2016: The Year the Primaries Were Revealed as a Sham

Abandoning even the pretense of a democratic process, Republican insiders and even one of the presidential contenders have begun to openly thumb their noses at the primary process. More determined than ever to keep Donald Trump from becoming the nominee, establishment Republicans are busy telling the American public that the party – not the voters – has the final say in who gets the nod.

The arrogance in this message is remarkable. These insiders lay out their position as though explaining a simple concept to a country filled with mentally-challenged kindergartners. It’s in the rules, they say. There’s no funny business going on, they insist. This is the way it is. Sorry you wasted your time coming out to vote. You didn’t really think we were going to let you choose Trump, did you? Miraculously, they avoid concluding with an evil laugh.

Sen. Ted Cruz seems to be the only one who understands that the party is heading towards certain suicide. He has maintained a message that says that the only way to keep Trump from becoming the nominee is to beat him fairly at the ballot box. At CPAC, he predicted that there would be a “revolt” if the delegates stole the nomination away from Trump at the convention.

Trump himself, speaking to the possibility on Wednesday, said there would be “riots” if such a scenario unfolded.

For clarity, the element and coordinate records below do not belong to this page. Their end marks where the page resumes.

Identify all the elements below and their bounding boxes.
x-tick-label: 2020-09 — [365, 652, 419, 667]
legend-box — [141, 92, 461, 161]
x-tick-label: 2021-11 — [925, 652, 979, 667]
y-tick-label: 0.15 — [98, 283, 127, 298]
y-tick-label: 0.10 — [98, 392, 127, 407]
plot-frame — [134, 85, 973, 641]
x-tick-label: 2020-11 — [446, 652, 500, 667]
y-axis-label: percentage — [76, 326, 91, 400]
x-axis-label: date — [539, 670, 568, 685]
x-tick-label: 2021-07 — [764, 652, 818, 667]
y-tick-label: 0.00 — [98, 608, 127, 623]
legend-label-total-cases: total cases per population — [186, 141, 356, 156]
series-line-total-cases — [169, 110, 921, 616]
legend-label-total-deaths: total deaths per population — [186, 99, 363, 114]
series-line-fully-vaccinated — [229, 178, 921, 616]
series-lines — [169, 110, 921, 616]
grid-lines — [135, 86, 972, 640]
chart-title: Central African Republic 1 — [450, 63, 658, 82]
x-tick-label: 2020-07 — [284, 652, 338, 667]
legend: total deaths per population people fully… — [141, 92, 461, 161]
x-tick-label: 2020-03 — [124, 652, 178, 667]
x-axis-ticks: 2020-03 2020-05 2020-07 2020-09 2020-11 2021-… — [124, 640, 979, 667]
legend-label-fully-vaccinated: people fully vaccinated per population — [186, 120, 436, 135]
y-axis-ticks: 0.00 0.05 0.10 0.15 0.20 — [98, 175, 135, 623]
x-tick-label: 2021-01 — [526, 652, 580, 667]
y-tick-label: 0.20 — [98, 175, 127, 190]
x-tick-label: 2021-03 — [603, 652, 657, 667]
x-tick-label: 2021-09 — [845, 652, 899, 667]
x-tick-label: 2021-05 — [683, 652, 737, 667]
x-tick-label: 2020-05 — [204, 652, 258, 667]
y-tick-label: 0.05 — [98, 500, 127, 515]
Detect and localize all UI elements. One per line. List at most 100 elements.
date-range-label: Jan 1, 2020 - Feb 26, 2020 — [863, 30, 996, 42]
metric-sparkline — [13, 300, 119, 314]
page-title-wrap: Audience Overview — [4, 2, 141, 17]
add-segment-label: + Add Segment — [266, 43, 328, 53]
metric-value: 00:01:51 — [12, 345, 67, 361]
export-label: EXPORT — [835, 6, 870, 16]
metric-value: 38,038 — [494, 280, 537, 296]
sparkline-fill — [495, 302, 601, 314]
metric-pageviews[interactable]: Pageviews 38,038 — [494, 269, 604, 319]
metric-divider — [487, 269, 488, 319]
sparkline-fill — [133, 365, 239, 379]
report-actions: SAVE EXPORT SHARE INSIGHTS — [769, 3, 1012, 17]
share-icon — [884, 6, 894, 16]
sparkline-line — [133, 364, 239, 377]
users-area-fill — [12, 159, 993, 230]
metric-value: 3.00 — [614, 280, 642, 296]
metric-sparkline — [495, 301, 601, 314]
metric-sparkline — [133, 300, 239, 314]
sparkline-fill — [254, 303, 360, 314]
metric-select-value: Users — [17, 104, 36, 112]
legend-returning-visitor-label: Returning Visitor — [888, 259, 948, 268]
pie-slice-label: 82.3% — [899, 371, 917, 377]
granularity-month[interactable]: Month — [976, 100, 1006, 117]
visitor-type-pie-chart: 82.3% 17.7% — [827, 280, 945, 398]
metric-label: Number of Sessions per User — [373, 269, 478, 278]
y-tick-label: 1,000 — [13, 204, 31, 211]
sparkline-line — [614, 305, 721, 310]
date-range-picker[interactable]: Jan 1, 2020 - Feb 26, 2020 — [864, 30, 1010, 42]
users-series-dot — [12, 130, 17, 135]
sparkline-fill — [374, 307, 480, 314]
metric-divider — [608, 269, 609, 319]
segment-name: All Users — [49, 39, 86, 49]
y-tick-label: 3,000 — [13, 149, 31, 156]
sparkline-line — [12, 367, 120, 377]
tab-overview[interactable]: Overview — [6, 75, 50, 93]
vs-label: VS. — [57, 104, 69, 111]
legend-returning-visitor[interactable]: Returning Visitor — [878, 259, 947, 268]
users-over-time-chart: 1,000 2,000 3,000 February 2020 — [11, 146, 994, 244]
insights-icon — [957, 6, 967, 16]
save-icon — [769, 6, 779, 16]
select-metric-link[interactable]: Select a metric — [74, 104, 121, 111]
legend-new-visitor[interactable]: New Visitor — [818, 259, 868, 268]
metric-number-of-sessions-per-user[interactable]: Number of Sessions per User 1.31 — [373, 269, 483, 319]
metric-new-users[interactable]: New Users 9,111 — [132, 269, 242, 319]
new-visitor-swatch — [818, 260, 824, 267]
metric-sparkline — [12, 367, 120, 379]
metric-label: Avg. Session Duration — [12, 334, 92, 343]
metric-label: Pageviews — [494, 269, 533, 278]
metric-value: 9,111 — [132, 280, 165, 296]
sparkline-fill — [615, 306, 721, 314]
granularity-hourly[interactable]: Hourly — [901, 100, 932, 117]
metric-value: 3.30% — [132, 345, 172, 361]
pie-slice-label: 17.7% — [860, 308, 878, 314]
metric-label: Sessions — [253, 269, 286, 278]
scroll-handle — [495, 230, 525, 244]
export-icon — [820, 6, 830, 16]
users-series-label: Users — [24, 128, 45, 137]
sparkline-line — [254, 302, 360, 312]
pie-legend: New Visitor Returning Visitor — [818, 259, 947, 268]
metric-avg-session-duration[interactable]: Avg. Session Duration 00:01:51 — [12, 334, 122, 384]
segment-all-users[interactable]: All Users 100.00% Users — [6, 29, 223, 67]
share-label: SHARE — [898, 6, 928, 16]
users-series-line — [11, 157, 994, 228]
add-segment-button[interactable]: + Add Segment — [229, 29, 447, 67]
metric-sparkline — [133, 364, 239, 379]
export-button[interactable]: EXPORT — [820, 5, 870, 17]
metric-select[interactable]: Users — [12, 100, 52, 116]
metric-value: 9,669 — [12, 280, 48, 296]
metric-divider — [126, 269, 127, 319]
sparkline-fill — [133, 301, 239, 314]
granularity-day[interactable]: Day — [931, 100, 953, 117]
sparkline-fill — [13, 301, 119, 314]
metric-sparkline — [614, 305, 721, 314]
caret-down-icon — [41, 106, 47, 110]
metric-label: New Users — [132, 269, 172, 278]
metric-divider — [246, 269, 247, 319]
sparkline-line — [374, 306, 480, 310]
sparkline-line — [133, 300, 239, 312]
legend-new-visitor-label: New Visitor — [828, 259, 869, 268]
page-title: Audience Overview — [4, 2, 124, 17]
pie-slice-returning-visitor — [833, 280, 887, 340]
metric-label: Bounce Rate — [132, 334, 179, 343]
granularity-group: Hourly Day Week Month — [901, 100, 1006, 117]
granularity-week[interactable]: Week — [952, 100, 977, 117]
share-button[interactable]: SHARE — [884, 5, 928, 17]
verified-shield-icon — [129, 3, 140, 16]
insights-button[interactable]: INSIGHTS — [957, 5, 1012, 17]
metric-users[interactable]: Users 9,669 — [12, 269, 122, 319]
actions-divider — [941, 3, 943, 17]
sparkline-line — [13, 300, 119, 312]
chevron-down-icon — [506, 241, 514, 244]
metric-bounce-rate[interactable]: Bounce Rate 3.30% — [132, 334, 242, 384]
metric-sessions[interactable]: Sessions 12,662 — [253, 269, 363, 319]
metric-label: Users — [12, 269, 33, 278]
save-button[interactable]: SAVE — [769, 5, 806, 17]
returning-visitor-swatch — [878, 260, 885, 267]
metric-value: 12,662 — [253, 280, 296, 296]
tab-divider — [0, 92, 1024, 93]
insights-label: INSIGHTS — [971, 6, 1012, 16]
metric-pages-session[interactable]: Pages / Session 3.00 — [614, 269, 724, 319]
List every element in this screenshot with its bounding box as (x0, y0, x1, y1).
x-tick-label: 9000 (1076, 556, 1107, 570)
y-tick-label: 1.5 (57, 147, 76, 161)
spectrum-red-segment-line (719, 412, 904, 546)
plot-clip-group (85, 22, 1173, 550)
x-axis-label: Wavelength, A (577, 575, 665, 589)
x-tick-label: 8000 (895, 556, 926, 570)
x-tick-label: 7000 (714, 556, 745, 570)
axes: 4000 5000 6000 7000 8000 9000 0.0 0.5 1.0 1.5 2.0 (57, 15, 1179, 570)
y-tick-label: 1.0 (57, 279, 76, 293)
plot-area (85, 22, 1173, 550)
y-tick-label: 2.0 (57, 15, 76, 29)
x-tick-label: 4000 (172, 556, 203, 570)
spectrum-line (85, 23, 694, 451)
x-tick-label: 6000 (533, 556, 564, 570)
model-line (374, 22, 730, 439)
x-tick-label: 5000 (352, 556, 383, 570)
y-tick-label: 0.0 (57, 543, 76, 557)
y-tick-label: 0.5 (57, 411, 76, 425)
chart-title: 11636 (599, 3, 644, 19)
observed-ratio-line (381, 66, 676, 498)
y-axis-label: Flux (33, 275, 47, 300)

Republicans seem to believe that the voters will just go along with it if they can convince them that the “rules” say everything’s above board. That the Trump revolution will just vanish in a cloud of white smoke once they nominate John Kasich or Paul Ryan or some other establishment alternative. Or that voters will come back in November, too disgusted by the thought of President Hillary Clinton to hold a grudge against the Republican Party.

Maybe they’re right.

But more likely, Cruz has hit the nail on the head. If this party wants to stop Trump, they’ll have to get behind the Texas conservative and hope he can get to the convention with more delegates than the New Yorker. Because that is the only way Republicans can nominate someone other than Trump without destroying their chances of a November win.

But in a very real sense, there’s more at stake here than the 2016 election. The establishment has apparently spent very little effort in figuring out why the Trump phenomenon happened in the first place. This didn’t just come out of nowhere. It was born out of the very arrogance they’re still displaying. This rinse-and-repeat cycle of pandering to conservatives, getting elected, and proceeding to ignore the voters until the next campaign. 2014 was the last straw.

Republicans like Mitt Romney may well be right. Trump may turn out to be a terrible president. He may lose in a landslide to Clinton. In either case, it would be a very damaging blow to the party.

But if they go through with this plot to thwart the voters, there will be no more party.